Thanks is extended to Bloomsbury for providing me with a copy of The Wild Laughter for review.


About the Author:

Caoilinn Hughes is the author of Orchid & the Wasp (Oneworld 2018), which won the Collyer Bristow Prize, was shortlisted for the Hearst Big Book Awards and the Butler Literary Award, and longlisted for the Authors’Club Best First Novel Award and the International DUBLIN Literary Award 2020. For her short fiction, she won The Moth International Short Story Prize 2018 and an O. Henry Prize in 2019. Her poetry collection, Gathering Evidence (Carcanet 2014), won the Shine/ Strong Award. Her work has appeared in Granta, POETRY, Tin House, Best British Poetry, BBC Radio 3 and elsewhere. She has a PhD from Victoria University of Wellington, New Zealand, and she was recently Visiting Writer at Maastricht University in the Netherlands.


The Wild Laughter
Published by Oneworld Publications
Released 23rd July 2020

17 thoughts on “Book Review: The Wild Laughter by Caoilinn Hughes

  1. Pingback: The Wild Laughter, by Caoilinn Hughes | ANZ LitLovers LitBlog

      • I have to say, the language parts, both the profanity and the Irish, didn’t faze me too much.
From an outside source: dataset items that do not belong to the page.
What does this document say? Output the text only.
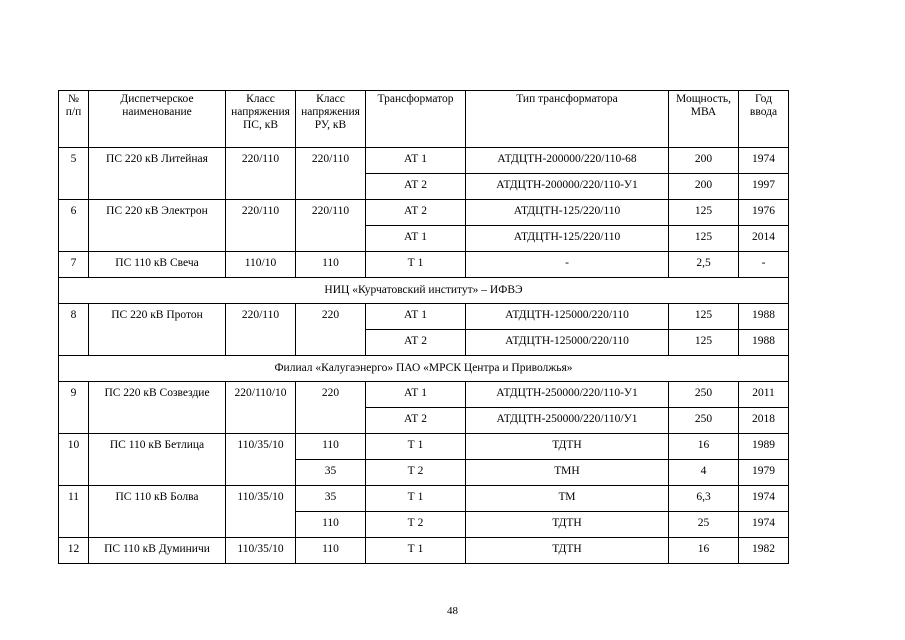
№ п/п	Диспетчерское наименование	Класс напряжения ПС, кВ	Класс напряжения РУ, кВ	Трансформатор	Тип трансформатора	Мощность, МВА	Год ввода
5	ПС 220 кВ Литейная	220/110	220/110	АТ 1	АТДЦТН-200000/220/110-68	200	1974
				АТ 2	АТДЦТН-200000/220/110-У1	200	1997
6	ПС 220 кВ Электрон	220/110	220/110	АТ 2	АТДЦТН-125/220/110	125	1976
				АТ 1	АТДЦТН-125/220/110	125	2014
7	ПС 110 кВ Свеча	110/10	110	Т 1	-	2,5	-
НИЦ «Курчатовский институт» – ИФВЭ							
8	ПС 220 кВ Протон	220/110	220	АТ 1	АТДЦТН-125000/220/110	125	1988
				АТ 2	АТДЦТН-125000/220/110	125	1988
Филиал «Калугаэнерго» ПАО «МРСК Центра и Приволжья»							
9	ПС 220 кВ Созвездие	220/110/10	220	АТ 1	АТДЦТН-250000/220/110-У1	250	2011
				АТ 2	АТДЦТН-250000/220/110/У1	250	2018
10	ПС 110 кВ Бетлица	110/35/10	110	Т 1	ТДТН	16	1989
			35	Т 2	ТМН	4	1979
11	ПС 110 кВ Болва	110/35/10	35	Т 1	ТМ	6,3	1974
			110	Т 2	ТДТН	25	1974
12	ПС 110 кВ Думиничи	110/35/10	110	Т 1	ТДТН	16	1982
48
Although I’m the type of reader who won’t look words up if they are in another language to find out what they are. I just keep reading and use the context to ‘guess’ what the word means. I didn’t find it as predictable as you did either, but that just may be that I’ve read less like that than you. But I am a big fan of Irish fiction and read a lot of it, and I think it would have to take a lot for me to not *love* an Irish fiction.